Anarchy Doesn't Scale: Why Your Data Lake Needs A Government

June 4, 2015   |   7:23 PM
Teradata Articles

With limited access to resources, you don’t need a government. Anarchy works just fine. To put this in context, I’ll start with a story.

Once there was a pristine lake surrounded by rugged mountains. The lake was accessible only by a few intrepid scientists who settled its shores and studied its depths. All were free to explore, filling their notebooks with insights and periodically sharing findings around the campfire. It was a simple time, where a handshake and a chat were all that was needed to keep things tidy.

And then along came the eight-lane highway.


It wasn’t long ago that the Hadoop data lake was the exclusive domain of a handful of data scientists and architects using Hadoop to gain insights from large but relatively homogenous data sources (often Apache weblogs) within the vast lake.

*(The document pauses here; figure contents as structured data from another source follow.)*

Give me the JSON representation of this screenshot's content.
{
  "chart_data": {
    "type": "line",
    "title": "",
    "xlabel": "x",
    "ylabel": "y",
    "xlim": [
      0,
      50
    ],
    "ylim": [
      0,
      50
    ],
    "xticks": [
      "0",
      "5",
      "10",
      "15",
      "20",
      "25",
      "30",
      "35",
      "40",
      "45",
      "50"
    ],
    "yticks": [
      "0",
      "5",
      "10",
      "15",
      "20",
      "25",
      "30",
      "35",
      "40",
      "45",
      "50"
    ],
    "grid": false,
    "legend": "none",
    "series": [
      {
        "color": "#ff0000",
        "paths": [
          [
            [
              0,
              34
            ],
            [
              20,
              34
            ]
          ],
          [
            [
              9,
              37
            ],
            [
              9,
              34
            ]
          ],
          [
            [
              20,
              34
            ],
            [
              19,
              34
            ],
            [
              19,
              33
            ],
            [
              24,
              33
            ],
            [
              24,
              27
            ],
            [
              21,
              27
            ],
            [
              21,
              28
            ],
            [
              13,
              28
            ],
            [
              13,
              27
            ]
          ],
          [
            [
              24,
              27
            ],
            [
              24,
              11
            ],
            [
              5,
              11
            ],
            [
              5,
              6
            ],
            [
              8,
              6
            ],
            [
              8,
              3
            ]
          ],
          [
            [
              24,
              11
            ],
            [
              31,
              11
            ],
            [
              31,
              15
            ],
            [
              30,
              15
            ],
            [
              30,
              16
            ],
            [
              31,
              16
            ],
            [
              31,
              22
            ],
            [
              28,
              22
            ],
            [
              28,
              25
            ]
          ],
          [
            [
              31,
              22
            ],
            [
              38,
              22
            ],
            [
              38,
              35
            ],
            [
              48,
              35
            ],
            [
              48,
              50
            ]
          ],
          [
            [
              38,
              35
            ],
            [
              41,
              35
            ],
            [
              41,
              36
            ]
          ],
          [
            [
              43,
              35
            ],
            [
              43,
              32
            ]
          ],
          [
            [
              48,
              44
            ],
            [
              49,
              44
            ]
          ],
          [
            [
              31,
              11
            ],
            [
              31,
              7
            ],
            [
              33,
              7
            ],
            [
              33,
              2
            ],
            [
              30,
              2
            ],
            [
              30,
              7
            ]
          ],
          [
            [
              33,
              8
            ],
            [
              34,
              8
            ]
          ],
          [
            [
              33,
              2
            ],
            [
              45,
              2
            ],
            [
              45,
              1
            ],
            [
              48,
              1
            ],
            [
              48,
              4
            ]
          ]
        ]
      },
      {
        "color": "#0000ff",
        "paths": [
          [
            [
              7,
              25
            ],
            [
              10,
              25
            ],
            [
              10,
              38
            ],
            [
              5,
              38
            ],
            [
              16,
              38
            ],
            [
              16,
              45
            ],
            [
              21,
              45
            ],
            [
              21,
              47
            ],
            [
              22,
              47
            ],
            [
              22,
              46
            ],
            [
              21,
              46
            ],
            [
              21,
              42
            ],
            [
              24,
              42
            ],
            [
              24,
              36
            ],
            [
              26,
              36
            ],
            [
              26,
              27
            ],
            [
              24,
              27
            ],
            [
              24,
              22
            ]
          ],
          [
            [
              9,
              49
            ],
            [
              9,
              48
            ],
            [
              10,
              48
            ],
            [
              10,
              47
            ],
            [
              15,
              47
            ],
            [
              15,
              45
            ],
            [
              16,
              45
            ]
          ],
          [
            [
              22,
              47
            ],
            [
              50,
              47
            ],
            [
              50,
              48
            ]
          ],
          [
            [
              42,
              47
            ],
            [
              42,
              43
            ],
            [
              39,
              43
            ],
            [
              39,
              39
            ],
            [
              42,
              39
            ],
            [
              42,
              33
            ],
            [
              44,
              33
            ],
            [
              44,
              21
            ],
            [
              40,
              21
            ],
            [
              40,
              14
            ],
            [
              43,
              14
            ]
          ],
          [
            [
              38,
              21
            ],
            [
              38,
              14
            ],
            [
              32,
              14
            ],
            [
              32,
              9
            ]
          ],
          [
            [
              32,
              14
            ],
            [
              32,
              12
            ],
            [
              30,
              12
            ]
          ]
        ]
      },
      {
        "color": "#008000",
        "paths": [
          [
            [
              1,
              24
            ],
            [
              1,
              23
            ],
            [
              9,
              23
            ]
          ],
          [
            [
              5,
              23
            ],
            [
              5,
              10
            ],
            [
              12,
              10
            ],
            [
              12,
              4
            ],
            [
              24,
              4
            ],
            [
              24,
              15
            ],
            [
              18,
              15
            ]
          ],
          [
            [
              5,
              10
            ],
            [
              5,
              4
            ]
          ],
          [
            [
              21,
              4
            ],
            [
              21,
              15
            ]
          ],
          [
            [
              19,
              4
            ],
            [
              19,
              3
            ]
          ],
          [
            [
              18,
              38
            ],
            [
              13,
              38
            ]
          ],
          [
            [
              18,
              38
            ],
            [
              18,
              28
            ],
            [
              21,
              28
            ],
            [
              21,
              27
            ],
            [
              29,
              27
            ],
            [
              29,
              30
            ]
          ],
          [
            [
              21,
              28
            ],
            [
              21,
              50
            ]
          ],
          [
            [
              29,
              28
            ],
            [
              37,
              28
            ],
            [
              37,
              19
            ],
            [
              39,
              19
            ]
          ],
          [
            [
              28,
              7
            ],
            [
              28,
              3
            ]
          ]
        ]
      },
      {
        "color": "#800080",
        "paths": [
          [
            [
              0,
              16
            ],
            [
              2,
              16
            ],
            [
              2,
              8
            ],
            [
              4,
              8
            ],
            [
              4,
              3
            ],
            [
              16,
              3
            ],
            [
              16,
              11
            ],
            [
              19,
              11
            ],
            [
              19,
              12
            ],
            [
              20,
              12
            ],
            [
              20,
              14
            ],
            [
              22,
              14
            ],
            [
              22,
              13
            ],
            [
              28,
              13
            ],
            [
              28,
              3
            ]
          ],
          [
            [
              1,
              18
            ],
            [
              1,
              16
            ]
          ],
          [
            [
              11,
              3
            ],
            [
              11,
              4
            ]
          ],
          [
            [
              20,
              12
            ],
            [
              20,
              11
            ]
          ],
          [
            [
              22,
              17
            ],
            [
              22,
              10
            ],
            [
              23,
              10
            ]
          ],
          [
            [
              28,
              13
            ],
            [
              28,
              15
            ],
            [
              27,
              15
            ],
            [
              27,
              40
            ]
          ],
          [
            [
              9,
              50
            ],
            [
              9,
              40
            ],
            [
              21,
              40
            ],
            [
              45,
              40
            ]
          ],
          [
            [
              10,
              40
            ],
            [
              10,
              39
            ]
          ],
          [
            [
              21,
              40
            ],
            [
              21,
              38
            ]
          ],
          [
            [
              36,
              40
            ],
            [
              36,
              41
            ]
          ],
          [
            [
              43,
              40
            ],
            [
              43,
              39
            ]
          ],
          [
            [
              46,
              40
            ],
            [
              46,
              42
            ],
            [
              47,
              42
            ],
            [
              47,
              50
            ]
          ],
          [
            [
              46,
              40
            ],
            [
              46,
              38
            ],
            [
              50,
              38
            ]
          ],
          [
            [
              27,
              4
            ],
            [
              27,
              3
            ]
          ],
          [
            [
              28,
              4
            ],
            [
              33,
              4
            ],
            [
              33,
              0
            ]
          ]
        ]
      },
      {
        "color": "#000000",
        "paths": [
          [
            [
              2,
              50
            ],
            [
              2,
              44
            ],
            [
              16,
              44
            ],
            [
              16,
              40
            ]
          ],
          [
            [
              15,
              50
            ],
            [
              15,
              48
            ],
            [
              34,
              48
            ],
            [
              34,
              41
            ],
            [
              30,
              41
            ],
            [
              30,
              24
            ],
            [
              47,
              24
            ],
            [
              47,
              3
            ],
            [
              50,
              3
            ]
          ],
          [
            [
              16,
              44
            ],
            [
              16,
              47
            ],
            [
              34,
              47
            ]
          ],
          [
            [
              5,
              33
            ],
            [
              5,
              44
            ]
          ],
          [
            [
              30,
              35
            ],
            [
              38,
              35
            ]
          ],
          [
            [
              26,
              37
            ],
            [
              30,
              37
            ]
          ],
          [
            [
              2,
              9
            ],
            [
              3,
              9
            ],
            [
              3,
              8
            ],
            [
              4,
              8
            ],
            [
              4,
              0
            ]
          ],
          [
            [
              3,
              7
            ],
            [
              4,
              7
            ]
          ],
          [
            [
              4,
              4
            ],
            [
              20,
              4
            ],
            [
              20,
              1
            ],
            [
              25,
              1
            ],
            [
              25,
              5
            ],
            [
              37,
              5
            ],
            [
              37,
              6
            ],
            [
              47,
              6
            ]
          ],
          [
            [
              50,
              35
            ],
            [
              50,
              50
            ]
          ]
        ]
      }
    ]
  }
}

Now more people are getting into the data lake every day. At the same time, that lake is filling with data from an expanding array of heterogeneous sources. When only a few data experts accessed the lake, it was easy for each person to know what the others were working on. Now a marketing analyst might create a script for working with app data, never knowing that the person next door had already spent 20 hours developing the exact same thing. There’s chaos on the data lake: Work is being duplicated, users are inadvertently getting stale data, and they can’t see where the data came from.

If you are a chief data officer or lead architect, this should give you pause. It’s time to begin thinking about institutional structures that will enable your people to be productive in this suddenly bustling environment. You need some type of governance because anarchy simply doesn’t scale. Let’s consider some requirements.

It’s no longer possible for manual cataloguing to keep pace with the volume and variety of data coming in. You need an automated mechanism that understands when data is flowing into Hadoop, what’s happening to it, where it is, and its format. Users need information about data, such as whether it’s the latest version, whether it’s been cleaned, and where it came from if they are to perform accurate analytics. As data enters the lake, this information must be captured. It’s the foundation needed to establish a fully documented data catalogue that is created automatically so people see the expanding variety of data in your Hadoop environment and make optimal use of it.

Work on the data lake needs transparency so people can share and build on each other’s work. That transparency is also essential so that it is possible to look across the environment, spot duplication, and consolidate efforts to get the most from available resources.

It is also vital to consider the means of access to the data lake. This starts with education. It used to be that if you did not have the skills and training of a data scientist, you could not participate. If you are going to get the most from your data resources that can no longer be the case. Fortunately, easy to use, highly visual data preparation tools are emerging. These solutions democratize access to data and provide greater transparency, which makes it clear what’s in the data lake and offers visibility into where data came from and how it has been changed or aggregated.

If all of this sounds a bit familiar, that’s no surprise. The data lake was a frontier. Its early success was in part spurred by the lack of rules that encouraged exploration by a few bold adventurers. As this environment becomes part of mainstream operations, we need structures and technologies to manage the influx of people, data, and use cases. This is not order for order’s sake, but a means of ensuring productivity and encouraging the discovery of insights.

More people and more data are crossing the mountains and approaching your data lake every day. We need structure and transparency to make expanded access and exploding data volume and variety work to our advantage. Now is the time to think about how you can make big data analytics work for multitudes of stakeholders, enabling you to get the most value from your data lake.